We have already pondered the meaning of this teaching, for to create with speech seems to be a higher form of creation than to create by hand. How is it that everything else was created at God’s command, while man, who is higher than everything, was created by His hand? As we have explained, the holiness from above does not enter into the essence of the rest of creation but remains in the words of God’s verbal command. With the Jew, however, the holiness reaches into his every action. He is created, so to speak, at the very hands of God, and he is essentially and entirely holy.
This also explains the eternity of the Jewish people. Everything else was created with a verbal command, with God’s speech that is high above, shining upon them only from a great distance. The light is not fixed inside them and does not exist within them; it is like a flash of lightning that illuminates them for a short time. This is not the case, however, with the Jewish people. They were created at God’s hands, and so their holiness is in their makeup. Wherever they are, it exists within them, and so they are eternal. The very physical corpus of the Jew is eternal, because when a person expends his strength for Torah and worship, and he makes a part of Torah and worship out of his body’s energy, his whole body is elevated to the eternal world, existing forever.

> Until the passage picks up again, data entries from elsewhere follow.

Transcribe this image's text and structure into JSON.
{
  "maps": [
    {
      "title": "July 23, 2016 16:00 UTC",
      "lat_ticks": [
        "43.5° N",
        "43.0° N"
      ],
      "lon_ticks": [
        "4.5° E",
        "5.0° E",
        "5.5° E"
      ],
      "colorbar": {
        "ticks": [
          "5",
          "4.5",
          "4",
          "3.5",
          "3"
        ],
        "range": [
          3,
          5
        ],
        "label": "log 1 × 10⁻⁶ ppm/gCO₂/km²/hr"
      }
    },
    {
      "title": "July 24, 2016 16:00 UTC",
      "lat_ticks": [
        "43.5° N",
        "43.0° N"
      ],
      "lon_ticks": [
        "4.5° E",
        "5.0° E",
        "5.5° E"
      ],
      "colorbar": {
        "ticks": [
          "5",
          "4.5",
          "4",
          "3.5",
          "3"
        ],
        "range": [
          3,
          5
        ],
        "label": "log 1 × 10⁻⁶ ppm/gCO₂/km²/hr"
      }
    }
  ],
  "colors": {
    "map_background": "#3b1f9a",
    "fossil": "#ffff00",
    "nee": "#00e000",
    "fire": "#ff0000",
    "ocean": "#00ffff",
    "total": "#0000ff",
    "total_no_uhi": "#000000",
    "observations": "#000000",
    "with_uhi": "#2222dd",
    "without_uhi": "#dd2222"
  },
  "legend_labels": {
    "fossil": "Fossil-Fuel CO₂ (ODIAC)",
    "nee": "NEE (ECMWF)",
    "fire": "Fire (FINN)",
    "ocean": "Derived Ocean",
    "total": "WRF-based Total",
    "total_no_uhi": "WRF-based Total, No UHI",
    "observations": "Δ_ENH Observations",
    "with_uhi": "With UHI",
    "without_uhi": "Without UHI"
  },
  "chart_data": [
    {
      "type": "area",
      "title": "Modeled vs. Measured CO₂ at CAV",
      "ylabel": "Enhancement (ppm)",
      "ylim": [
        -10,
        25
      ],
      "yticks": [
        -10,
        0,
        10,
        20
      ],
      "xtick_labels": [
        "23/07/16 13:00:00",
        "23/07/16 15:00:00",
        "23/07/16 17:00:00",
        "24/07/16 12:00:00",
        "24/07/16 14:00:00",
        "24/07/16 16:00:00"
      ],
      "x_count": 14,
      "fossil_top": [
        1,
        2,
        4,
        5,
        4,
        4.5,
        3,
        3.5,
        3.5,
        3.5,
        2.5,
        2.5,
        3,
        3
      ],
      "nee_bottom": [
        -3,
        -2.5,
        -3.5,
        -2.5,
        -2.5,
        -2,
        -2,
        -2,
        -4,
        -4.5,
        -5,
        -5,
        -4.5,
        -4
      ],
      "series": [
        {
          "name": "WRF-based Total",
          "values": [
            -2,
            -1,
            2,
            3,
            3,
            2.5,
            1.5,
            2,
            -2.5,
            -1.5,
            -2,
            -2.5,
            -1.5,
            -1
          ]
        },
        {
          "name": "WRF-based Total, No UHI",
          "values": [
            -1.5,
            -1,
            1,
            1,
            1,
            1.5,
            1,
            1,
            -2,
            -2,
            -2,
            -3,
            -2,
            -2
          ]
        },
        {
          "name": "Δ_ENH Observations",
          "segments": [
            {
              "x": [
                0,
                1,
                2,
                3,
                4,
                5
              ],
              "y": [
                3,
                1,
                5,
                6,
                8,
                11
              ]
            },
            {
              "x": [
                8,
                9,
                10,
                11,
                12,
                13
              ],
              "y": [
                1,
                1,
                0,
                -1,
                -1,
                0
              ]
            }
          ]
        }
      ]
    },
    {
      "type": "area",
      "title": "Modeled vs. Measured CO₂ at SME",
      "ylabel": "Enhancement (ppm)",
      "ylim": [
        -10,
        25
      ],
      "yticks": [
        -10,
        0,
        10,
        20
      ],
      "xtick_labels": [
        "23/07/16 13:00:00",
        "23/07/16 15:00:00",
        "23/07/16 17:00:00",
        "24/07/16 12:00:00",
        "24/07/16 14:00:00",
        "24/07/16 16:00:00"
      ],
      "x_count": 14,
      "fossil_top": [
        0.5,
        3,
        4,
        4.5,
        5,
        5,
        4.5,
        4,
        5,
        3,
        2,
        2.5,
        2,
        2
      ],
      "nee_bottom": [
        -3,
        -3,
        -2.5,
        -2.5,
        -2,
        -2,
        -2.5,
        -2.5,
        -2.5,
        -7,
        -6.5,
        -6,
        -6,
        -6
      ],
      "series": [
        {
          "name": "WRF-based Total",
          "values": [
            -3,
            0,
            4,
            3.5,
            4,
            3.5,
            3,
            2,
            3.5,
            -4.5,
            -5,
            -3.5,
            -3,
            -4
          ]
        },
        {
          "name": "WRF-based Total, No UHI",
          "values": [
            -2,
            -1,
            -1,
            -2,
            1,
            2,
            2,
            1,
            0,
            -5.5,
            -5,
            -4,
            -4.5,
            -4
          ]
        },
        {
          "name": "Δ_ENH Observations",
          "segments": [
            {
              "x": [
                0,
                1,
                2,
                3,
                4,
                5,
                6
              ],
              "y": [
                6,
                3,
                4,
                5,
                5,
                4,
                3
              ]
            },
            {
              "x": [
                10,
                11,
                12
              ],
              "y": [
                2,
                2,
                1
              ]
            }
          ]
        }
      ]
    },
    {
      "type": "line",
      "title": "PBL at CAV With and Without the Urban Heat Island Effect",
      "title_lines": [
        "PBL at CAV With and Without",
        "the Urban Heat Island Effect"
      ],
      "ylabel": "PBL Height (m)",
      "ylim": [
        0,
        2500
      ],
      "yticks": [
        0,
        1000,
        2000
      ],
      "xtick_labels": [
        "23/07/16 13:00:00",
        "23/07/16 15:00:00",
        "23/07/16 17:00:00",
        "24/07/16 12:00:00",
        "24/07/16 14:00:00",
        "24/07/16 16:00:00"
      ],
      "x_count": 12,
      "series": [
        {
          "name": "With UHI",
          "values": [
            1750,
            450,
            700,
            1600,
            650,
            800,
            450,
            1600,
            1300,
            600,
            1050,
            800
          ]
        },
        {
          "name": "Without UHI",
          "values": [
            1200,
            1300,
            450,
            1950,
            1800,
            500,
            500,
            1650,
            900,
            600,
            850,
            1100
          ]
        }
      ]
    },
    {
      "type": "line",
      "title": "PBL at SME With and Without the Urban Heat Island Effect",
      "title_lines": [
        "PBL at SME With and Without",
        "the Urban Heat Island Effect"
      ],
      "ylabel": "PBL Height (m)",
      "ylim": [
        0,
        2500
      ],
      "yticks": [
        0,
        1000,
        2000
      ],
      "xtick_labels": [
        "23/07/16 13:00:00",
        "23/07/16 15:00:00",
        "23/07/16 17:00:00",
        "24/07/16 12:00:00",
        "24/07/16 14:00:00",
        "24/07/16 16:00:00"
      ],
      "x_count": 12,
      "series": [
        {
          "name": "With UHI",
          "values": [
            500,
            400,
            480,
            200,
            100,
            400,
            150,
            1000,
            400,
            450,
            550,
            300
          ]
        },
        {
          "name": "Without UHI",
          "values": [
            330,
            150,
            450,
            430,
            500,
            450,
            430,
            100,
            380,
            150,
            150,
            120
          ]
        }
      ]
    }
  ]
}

Only the food he consumed during his lifetime, which was added temporarily to his body, is subsequently lost.
This is the meaning of “God rages for as long as it takes to say rega.” It is all part of God’s loving-kindness that it is just momentary, affecting only those parts of the body that were created by God’s verbal command. The wrath is only in order to purify, whereas if, God forbid, the suffering were drawn out, it would also touch upon that part of the Jew that was created at God’s hands.
This is why the Jewish people have the ability to sustain themselves in their suffering. Right from the beginning, the Jewish person does not fall; he merely lays himself down. But even with the act of laying himself down, he brings down his enemies, because the Jew is created at the hands of God, blessed be He, and His holiness persists into the essential core of the Jewish person. This is what the verses quoted above are hinting at: “God their Lord is with them. . . .”
“This is a nation that rises like the king of beasts.” It gets up again, buttressing and encouraging itself. “It does not lie down until it has devoured its prey and drunk the blood of its kill.” The Jew never falls utterly. At most he will lay himself down, and even then, as he does so, he does more damage to his enemies than to himself. This is why “He rises like the king of beasts.” Even when he is in the most terrible distress, “He lifts himself like a lion.”